Conflict summary + anchor routing
Conflicts used to surface as scattered alerts. Now they collect at the top of the page; clicking jumps to the section that needs attention. Linter UX, not form validation — fixable in one click.
Apply-to-all
On a 2- or 3-piece suit, the button usually wants to match across all garments. One selection now propagates across the order — dozens of clicks saved, and the most common conflict pre-empted.
Show / hide rendering
The render isn't always wanted on screen — scrolling options, explaining a fit decision, the room sometimes wants quiet. A toggle hides the render and expands the design panel.
Summary view
Every choice in one place — fabric, lining, design, fit, conflicts, delivery, price. Designed to print clean: the printout is what the client signs off in-store.
Render details
Zoom into a specific area to inspect the render up close — used to explain a stitch, a closure, a fabric weave without losing the rest of the suit.
Admin configurations
Each tenant configures its own product range, fabrics, linings, and options. Operations can tune the experience per showroom — and add product lines without engineering.
Phased rollout
The launch is part of the case. Three stages, so the biggest tenant could shop the new flow without losing a day of sales-floor productivity.
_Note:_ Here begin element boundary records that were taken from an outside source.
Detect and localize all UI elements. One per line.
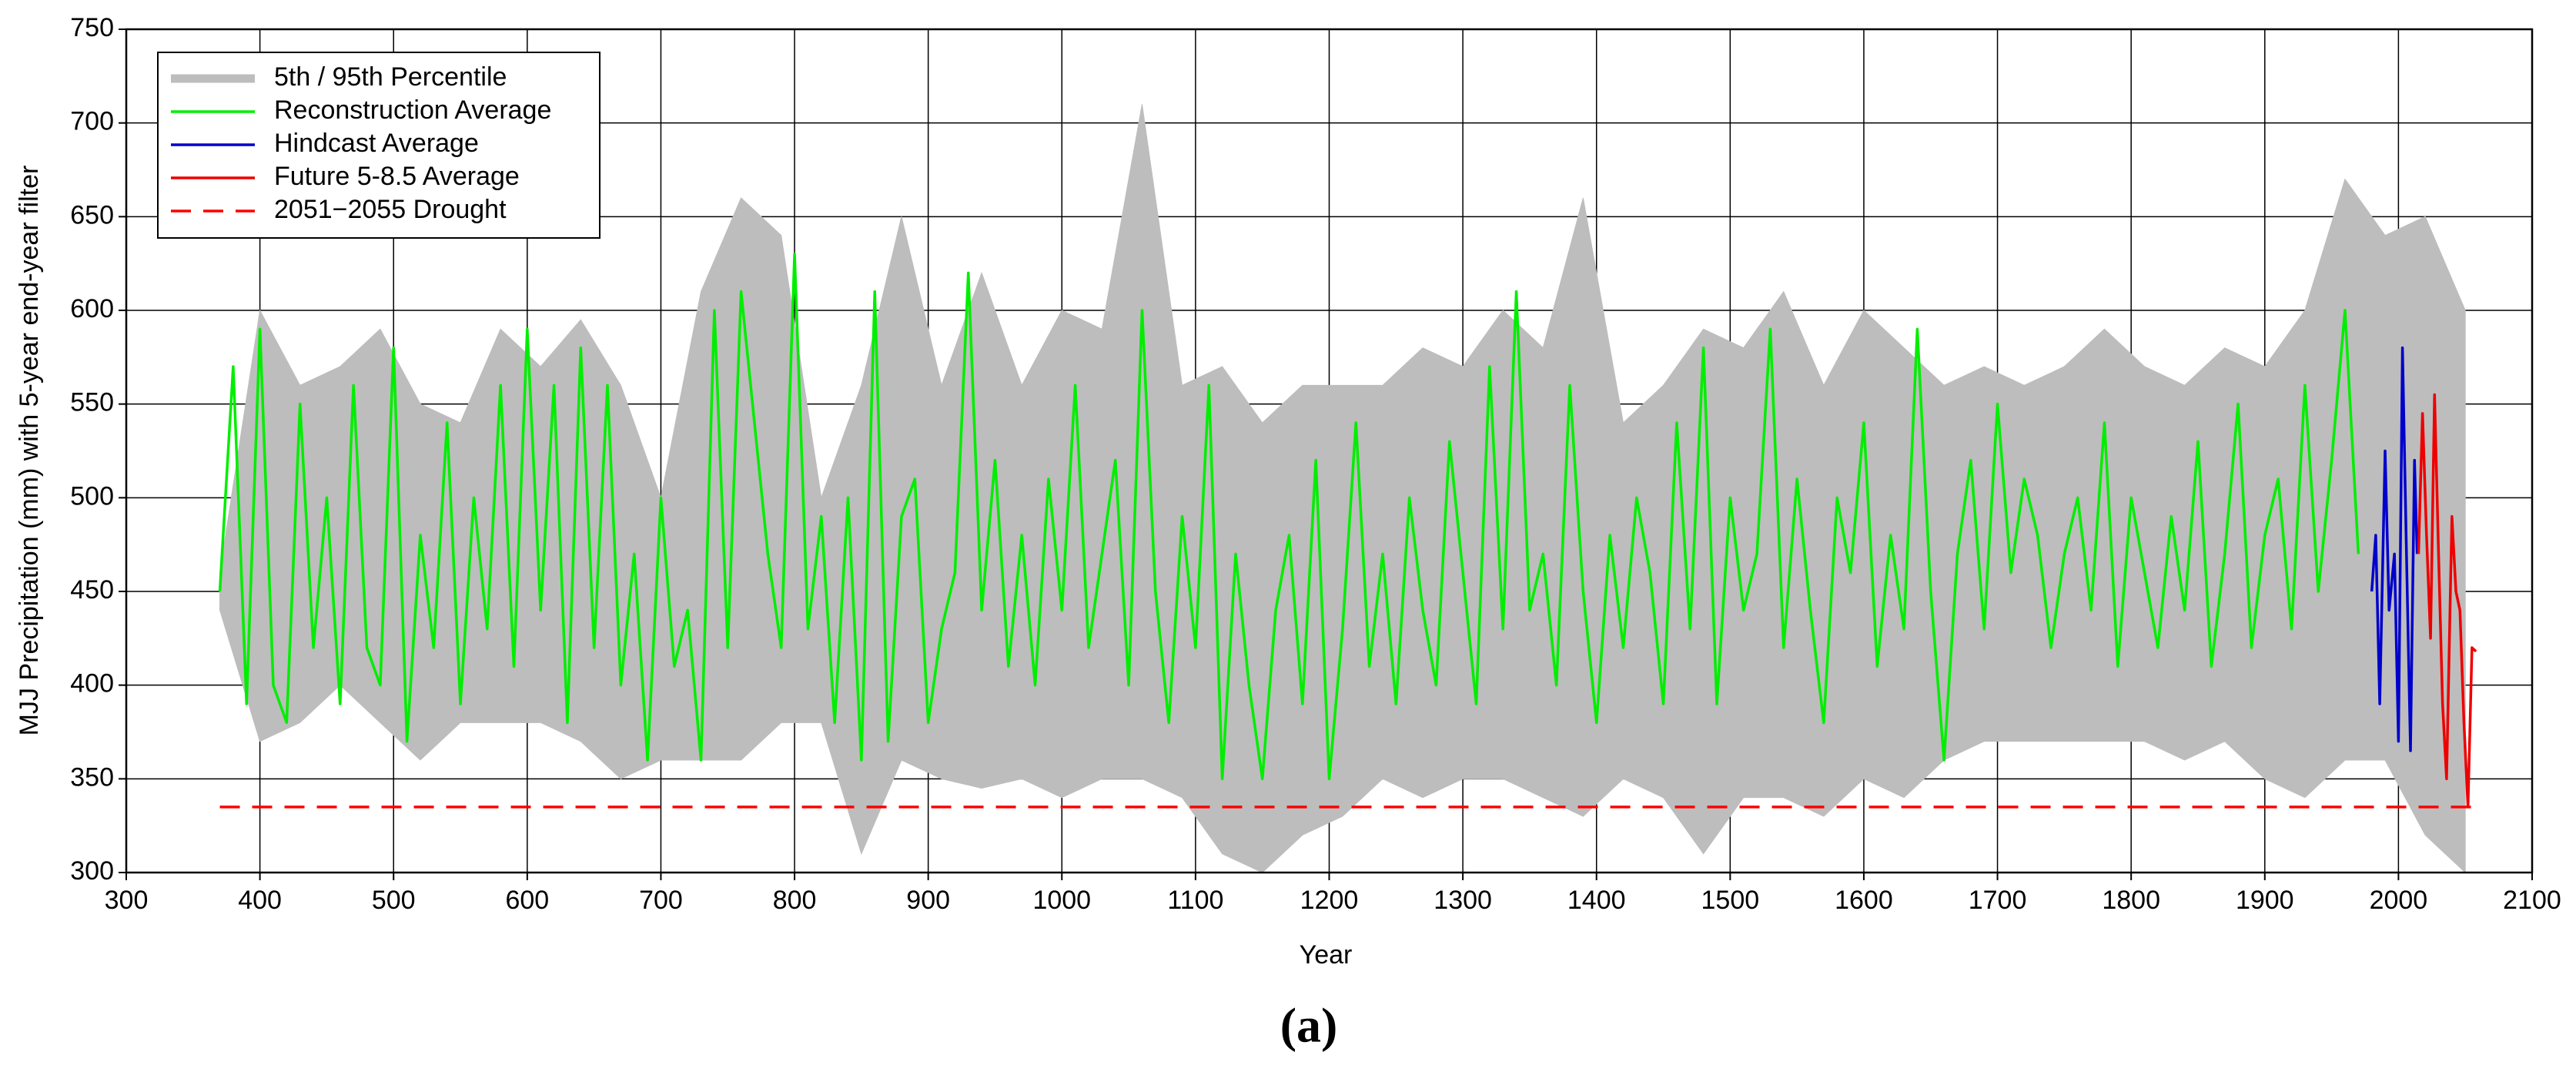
y-tick-label: 700 bbox=[70, 107, 114, 136]
x-tick-label: 1900 bbox=[2236, 886, 2294, 915]
x-tick-label: 300 bbox=[105, 886, 149, 915]
y-tick-label: 400 bbox=[70, 669, 114, 698]
y-tick-label: 500 bbox=[70, 481, 114, 511]
x-tick-label: 2000 bbox=[2370, 886, 2428, 915]
x-tick-label: 1100 bbox=[1167, 886, 1223, 915]
x-tick-label: 1400 bbox=[1567, 886, 1626, 915]
series-line bbox=[2370, 346, 2419, 752]
x-axis-label: Year bbox=[1300, 940, 1353, 970]
legend-label: Future 5-8.5 Average bbox=[274, 162, 520, 191]
x-tick-label: 500 bbox=[372, 886, 416, 915]
y-tick-label: 750 bbox=[70, 13, 114, 42]
x-tick-label: 1600 bbox=[1835, 886, 1893, 915]
y-tick-label: 600 bbox=[70, 294, 114, 323]
x-tick-label: 1800 bbox=[2102, 886, 2160, 915]
x-tick-label: 1700 bbox=[1969, 886, 2027, 915]
y-tick-label: 350 bbox=[70, 762, 114, 792]
y-tick-label: 300 bbox=[70, 856, 114, 886]
x-tick-label: 1200 bbox=[1300, 886, 1359, 915]
legend-label: 2051−2055 Drought bbox=[274, 195, 507, 224]
x-tick-label: 700 bbox=[639, 886, 683, 915]
x-tick-label: 800 bbox=[773, 886, 817, 915]
caption: (a) bbox=[1280, 998, 1338, 1053]
y-tick-label: 650 bbox=[70, 200, 114, 229]
percentile-band bbox=[219, 104, 2466, 873]
series-line bbox=[218, 253, 2360, 781]
x-tick-label: 2100 bbox=[2503, 886, 2561, 915]
y-tick-label: 450 bbox=[70, 575, 114, 605]
x-tick-label: 1000 bbox=[1032, 886, 1091, 915]
x-tick-label: 900 bbox=[906, 886, 950, 915]
legend-label: 5th / 95th Percentile bbox=[274, 62, 507, 92]
plot-area bbox=[218, 104, 2477, 873]
x-tick-label: 1300 bbox=[1434, 886, 1492, 915]
x-tick-label: 1500 bbox=[1701, 886, 1760, 915]
legend-label: Reconstruction Average bbox=[274, 95, 551, 125]
x-tick-label: 400 bbox=[238, 886, 282, 915]
x-tick-label: 600 bbox=[505, 886, 549, 915]
y-tick-label: 550 bbox=[70, 388, 114, 417]
series-line bbox=[2417, 393, 2477, 809]
legend-label: Hindcast Average bbox=[274, 129, 479, 158]
y-axis-label: MJJ Precipitation (mm) with 5-year end-y… bbox=[15, 166, 44, 736]
plot-frame bbox=[125, 28, 2534, 874]
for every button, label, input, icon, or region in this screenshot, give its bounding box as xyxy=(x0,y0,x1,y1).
- Beta — opt-in users; usability and performance signals.
- Opt-in — toggle in settings, new or old flow per session. Protected ~200 power users with muscle memory on the old flow.
- Full transition — once both came back clean, the legacy flow retired.
Slow on purpose. Hard cutover would have broken too many habits at once.
What I learned
The temptation on a market-leading brief is to go big and ship fast. The most valuable decision wasn't the render — it was the rollout. Designing for the transition, not just the destination, is what made this acquisition-grade. Power users don't reward novelty; they reward continuity.